In realtà, fra tutti i miti presenti al mondo che riguardano l’equinozio di primavera, ce n’è uno in particolare che ha affascinato persino Gian Lorenzo Bernini ed è quello di Apollo e Dafne. Il mito inizia con lo scontro fra Apollo e Eros: il dio del sole, riesce a sconfiggere il serpente Pitone, grazie alla sua abilità con arco e frecce e ne beffa Eros, il dio dell’amore che, infastidito dal comportamento di Apollo, estrae due frecce: una dell’amore e una dell’odio. Quella dell’amore è rivolta verso Apollo mentre quella dell’odio è rivolta verso Dafne, una ninfa. Lei ignorava le attenzioni rivoltele dal dio del sole, in quanto lei stessa amava solamente la libertà. Il mito continua con Dafne che stava vagando nei boschi e viene inseguita da Apollo, desideroso di averla. Nel tentativo di sfuggirgli, strappandosi le vesti, chiese aiuto alla madre Gea affinché la forma attuale, causa del suo tormento, sia cambiata in qualcosa di diverso. Dafne si trasforma così in un albero di Laurus nobilis, l’alloro. Apollo, alla vista della trasformazione, rimane impotente. Decide di rendere la pianta sempreverde e di considerarla sacra a lui, tanto da essere considerata simbolo di gloria e prestigio, da porre sul capo di uomini capaci di imprese ardue. 

Oltre ai miti e alle leggende legate alla stagione della rinascita, anche gli artisti hanno dato un’interpretazione personale della primavera nei secoli. Si può partire dal Botticelli, con la sua famosissima raffigurazione della primavera, conservato al museo degli Uffizi a Firenze che faceva pendant con La nascita di Venere. Qui il Botticelli descrive la primavera in un boschetto ombroso, con Zefiro, vento di primavera, che rapisce la ninfa Clori e la mette incinta. Da qui, lei rinasce come Flora, personificazione stessa della primavera. Al centro c’è Venere, sopra di lei il figlio Cupido e a sinistra si trovano le Grazie, le sue compagne che danzano. Per Vincent Van Gogh, invece, la primavera sono dei rami di mandorlo in fiore, simbolo di vita.
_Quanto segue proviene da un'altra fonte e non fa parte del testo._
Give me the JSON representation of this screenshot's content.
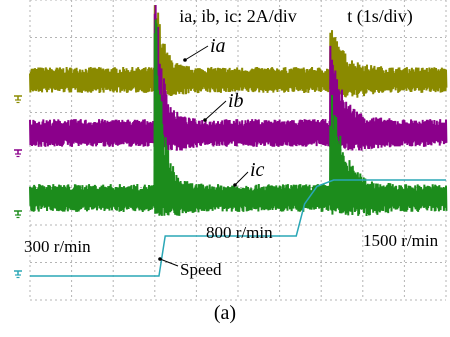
{
  "chart_data": {
    "type": "line",
    "header": {
      "currents_scale": "ia, ib, ic: 2A/div",
      "time_scale": "t (1s/div)"
    },
    "series": [
      {
        "name": "ia",
        "label": "ia",
        "color": "#8a8a00"
      },
      {
        "name": "ib",
        "label": "ib",
        "color": "#8b008b"
      },
      {
        "name": "ic",
        "label": "ic",
        "color": "#1c8c1c"
      },
      {
        "name": "Speed",
        "label": "Speed",
        "color": "#2aa7b6",
        "x": [
          0,
          3.1,
          3.25,
          6.4,
          6.6,
          6.9,
          7.3,
          10
        ],
        "y": [
          300,
          300,
          800,
          800,
          1200,
          1420,
          1500,
          1500
        ]
      }
    ],
    "annotations": [
      {
        "text": "300 r/min"
      },
      {
        "text": "800 r/min"
      },
      {
        "text": "1500 r/min"
      }
    ],
    "grid": true,
    "colors": {
      "grid": "#b4b4b4",
      "background": "#ffffff"
    }
  },
  "caption": "(a)"
}
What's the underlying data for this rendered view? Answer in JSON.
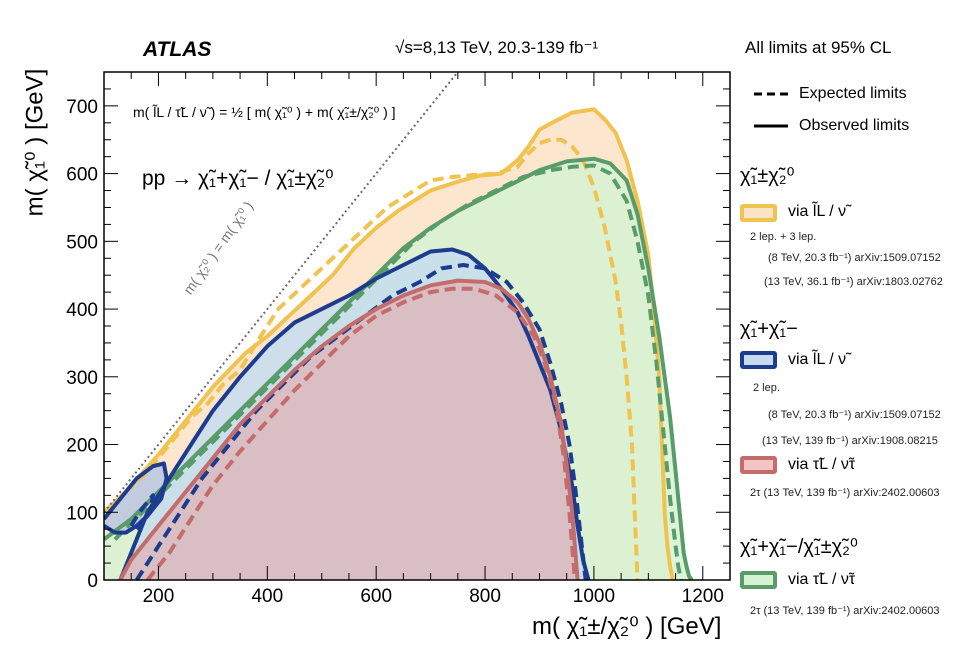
{
  "header": {
    "experiment": "ATLAS",
    "energy_lumi": "√s=8,13 TeV, 20.3-139 fb⁻¹",
    "cl_note": "All limits at 95% CL"
  },
  "chart_data": {
    "type": "area",
    "title": "",
    "xlabel": "m( χ̃₁±/χ̃₂⁰ ) [GeV]",
    "ylabel": "m( χ̃₁⁰ ) [GeV]",
    "xlim": [
      100,
      1250
    ],
    "ylim": [
      0,
      750
    ],
    "xticks": [
      200,
      400,
      600,
      800,
      1000,
      1200
    ],
    "yticks": [
      0,
      100,
      200,
      300,
      400,
      500,
      600,
      700
    ],
    "annotations": {
      "slepton_mass_relation": "m( l̃L / τ̃L / ν̃ ) = ½ [ m( χ̃₁⁰ ) + m( χ̃₁±/χ̃₂⁰ ) ]",
      "process": "pp → χ̃₁+χ̃₁− / χ̃₁±χ̃₂⁰",
      "diagonal_label": "m( χ̃₂⁰ ) = m( χ̃₁⁰ )"
    },
    "legend_styles": {
      "expected": "Expected limits",
      "observed": "Observed limits"
    },
    "legend_groups": [
      {
        "header": "χ̃₁±χ̃₂⁰",
        "entries": [
          {
            "label": "via l̃L / ν̃",
            "color": "#f0c24f",
            "fill": "#fbe3c6",
            "notes": [
              "2 lep. + 3 lep.",
              "(8 TeV, 20.3 fb⁻¹)   arXiv:1509.07152",
              "(13 TeV, 36.1 fb⁻¹)   arXiv:1803.02762"
            ]
          }
        ]
      },
      {
        "header": "χ̃₁+χ̃₁−",
        "entries": [
          {
            "label": "via l̃L / ν̃",
            "color": "#1d3c8e",
            "fill": "#c6dcee",
            "notes": [
              "2 lep.",
              "(8 TeV, 20.3 fb⁻¹)  arXiv:1509.07152",
              "(13 TeV, 139 fb⁻¹)   arXiv:1908.08215"
            ]
          },
          {
            "label": "via τ̃L / ν̃τ",
            "color": "#c46b6b",
            "fill": "#f5c5c5",
            "notes": [
              "2τ (13 TeV, 139 fb⁻¹)  arXiv:2402.00603"
            ]
          }
        ]
      },
      {
        "header": "χ̃₁+χ̃₁−/χ̃₁±χ̃₂⁰",
        "entries": [
          {
            "label": "via τ̃L / ν̃τ",
            "color": "#5a9b6a",
            "fill": "#d6f2d2",
            "notes": [
              "2τ (13 TeV, 139 fb⁻¹)   arXiv:2402.00603"
            ]
          }
        ]
      }
    ],
    "series": [
      {
        "name": "χ̃₁±χ̃₂⁰ via l̃L/ν̃ observed",
        "style": "solid",
        "color": "#f0c24f",
        "fill": "#fbe3c6",
        "filled": true,
        "x": [
          100,
          140,
          200,
          260,
          300,
          330,
          360,
          400,
          440,
          480,
          520,
          560,
          600,
          640,
          700,
          750,
          790,
          830,
          860,
          880,
          900,
          930,
          960,
          1000,
          1020,
          1040,
          1060,
          1080,
          1100,
          1110,
          1120,
          1125,
          1130,
          1135,
          1140,
          1145
        ],
        "y": [
          100,
          130,
          185,
          245,
          285,
          310,
          335,
          360,
          390,
          420,
          450,
          490,
          520,
          545,
          575,
          588,
          597,
          600,
          620,
          640,
          665,
          678,
          690,
          695,
          680,
          660,
          620,
          560,
          480,
          400,
          300,
          200,
          100,
          50,
          20,
          0
        ]
      },
      {
        "name": "χ̃₁±χ̃₂⁰ via l̃L/ν̃ expected",
        "style": "dashed",
        "color": "#f0c24f",
        "x": [
          140,
          180,
          220,
          260,
          290,
          320,
          350,
          380,
          420,
          460,
          500,
          540,
          580,
          620,
          660,
          700,
          740,
          780,
          820,
          860,
          880,
          900,
          920,
          940,
          960,
          980,
          1000,
          1020,
          1040,
          1050,
          1060,
          1070,
          1075,
          1080
        ],
        "y": [
          130,
          160,
          200,
          240,
          260,
          290,
          310,
          350,
          400,
          430,
          460,
          490,
          520,
          550,
          570,
          590,
          595,
          598,
          600,
          610,
          630,
          645,
          650,
          650,
          640,
          620,
          580,
          520,
          440,
          380,
          300,
          200,
          100,
          0
        ]
      },
      {
        "name": "τ̃ combined observed",
        "style": "solid",
        "color": "#5a9b6a",
        "fill": "#d6f2d2",
        "filled": true,
        "x": [
          100,
          150,
          200,
          250,
          300,
          350,
          400,
          450,
          500,
          550,
          600,
          650,
          700,
          750,
          800,
          850,
          900,
          950,
          1000,
          1030,
          1060,
          1080,
          1100,
          1120,
          1140,
          1150,
          1160,
          1165,
          1170,
          1175,
          1180
        ],
        "y": [
          60,
          90,
          130,
          170,
          210,
          250,
          290,
          330,
          370,
          410,
          450,
          490,
          520,
          545,
          565,
          585,
          605,
          618,
          622,
          615,
          590,
          540,
          460,
          360,
          240,
          160,
          80,
          40,
          20,
          5,
          0
        ]
      },
      {
        "name": "τ̃ combined expected",
        "style": "dashed",
        "color": "#5a9b6a",
        "x": [
          120,
          170,
          220,
          270,
          320,
          370,
          420,
          470,
          520,
          570,
          620,
          670,
          720,
          770,
          820,
          870,
          920,
          960,
          1000,
          1030,
          1060,
          1080,
          1100,
          1115,
          1130,
          1140,
          1150,
          1155,
          1160
        ],
        "y": [
          60,
          100,
          140,
          180,
          220,
          260,
          300,
          340,
          380,
          420,
          460,
          500,
          530,
          555,
          575,
          595,
          605,
          610,
          612,
          600,
          560,
          500,
          420,
          320,
          200,
          120,
          50,
          20,
          0
        ]
      },
      {
        "name": "χ̃₁+χ̃₁− via l̃L/ν̃ observed",
        "style": "solid",
        "color": "#1d3c8e",
        "fill": "#c6dcee",
        "filled": true,
        "x": [
          130,
          150,
          180,
          220,
          260,
          300,
          350,
          400,
          450,
          500,
          550,
          600,
          650,
          700,
          740,
          770,
          800,
          830,
          860,
          880,
          900,
          920,
          940,
          950,
          960,
          970,
          980,
          990
        ],
        "y": [
          0,
          40,
          100,
          150,
          200,
          250,
          300,
          345,
          380,
          400,
          420,
          445,
          465,
          485,
          488,
          480,
          460,
          430,
          395,
          360,
          320,
          280,
          220,
          180,
          140,
          80,
          30,
          0
        ]
      },
      {
        "name": "χ̃₁+χ̃₁− via l̃L/ν̃ expected",
        "style": "dashed",
        "color": "#1d3c8e",
        "x": [
          160,
          200,
          240,
          280,
          330,
          380,
          430,
          480,
          530,
          580,
          630,
          680,
          720,
          760,
          800,
          840,
          870,
          900,
          920,
          940,
          955,
          965,
          975,
          985
        ],
        "y": [
          0,
          50,
          100,
          150,
          200,
          250,
          290,
          330,
          360,
          390,
          420,
          440,
          460,
          465,
          460,
          440,
          410,
          370,
          320,
          260,
          200,
          140,
          70,
          0
        ]
      },
      {
        "name": "χ̃₁+χ̃₁− low-mass island observed",
        "style": "solid",
        "color": "#1d3c8e",
        "fill": "#b9c6e2",
        "filled": true,
        "x": [
          100,
          130,
          160,
          190,
          210,
          215,
          205,
          180,
          160,
          140,
          120,
          100
        ],
        "y": [
          90,
          120,
          150,
          168,
          172,
          150,
          120,
          95,
          80,
          70,
          70,
          80
        ]
      },
      {
        "name": "χ̃₁+χ̃₁− low-mass island expected",
        "style": "dashed",
        "color": "#1d3c8e",
        "x": [
          150,
          165,
          180,
          190,
          185,
          170,
          160
        ],
        "y": [
          80,
          100,
          115,
          125,
          100,
          85,
          75
        ]
      },
      {
        "name": "χ̃₁+χ̃₁− via τ̃L/ν̃τ observed",
        "style": "solid",
        "color": "#c46b6b",
        "fill": "#dcb9bd",
        "filled": true,
        "x": [
          130,
          150,
          200,
          250,
          300,
          350,
          400,
          450,
          500,
          550,
          600,
          650,
          700,
          750,
          800,
          830,
          860,
          880,
          900,
          920,
          940,
          950,
          960,
          965,
          970
        ],
        "y": [
          0,
          30,
          80,
          130,
          180,
          230,
          270,
          310,
          345,
          375,
          400,
          420,
          435,
          442,
          440,
          430,
          410,
          385,
          350,
          300,
          230,
          170,
          100,
          50,
          0
        ]
      },
      {
        "name": "χ̃₁+χ̃₁− via τ̃L/ν̃τ expected",
        "style": "dashed",
        "color": "#c46b6b",
        "x": [
          180,
          220,
          260,
          300,
          350,
          400,
          450,
          500,
          550,
          600,
          650,
          700,
          740,
          780,
          820,
          860,
          890,
          910,
          930,
          945,
          955,
          965
        ],
        "y": [
          0,
          40,
          90,
          140,
          190,
          235,
          280,
          320,
          360,
          390,
          410,
          425,
          430,
          430,
          420,
          395,
          360,
          320,
          260,
          180,
          100,
          0
        ]
      },
      {
        "name": "m( χ̃₂⁰ ) = m( χ̃₁⁰ ) diagonal",
        "style": "dotted",
        "color": "#6b6b6b",
        "x": [
          100,
          750
        ],
        "y": [
          100,
          750
        ]
      }
    ]
  }
}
Per Manet, Le déjeuner sur l’herbe, è l’interpretazione di un pomeriggio all’aria aperta (sapevate che questo dipinto fu rifiutato dal Salon, il posto in cui i pittori esponevano le proprie opere d’arte, insieme a tantissimi altri dipinti quell’anno? Napoleone III decise così di creare il Salon des Refusés, dove quest’opera divenne l’attrazione principale, continuata a giudicare volgare e oscena, non solo a causa dei nudi ma anche per la modernità dello stile compositivo. I francesi non erano molto inclini alle novità). L’ultimo quadro di cui volevo parlarvi è di Georges-Pierre Seurat, Un dimanche après-midi à l’Île de la Grande Jatte. Il quadro fa parte del movimento pittorico del puntinismo francese (per darvi un’idea, il quadro ha dimensioni di 207×308 cm. Ci mise due anni per completarlo). La sua tecnica del puntinismo si basa sulla legge della complementarietà cromatica. Secondo questa legge, i vari puntini di colore puro tendono ad unirsi e a restituire un colore diverso, ricomponendosi grazie alla retina dell’occhio. Si può affermare che Seurat ha anticipato il “pennello elettronico”, ponendosi come progenitore del moderno pixel!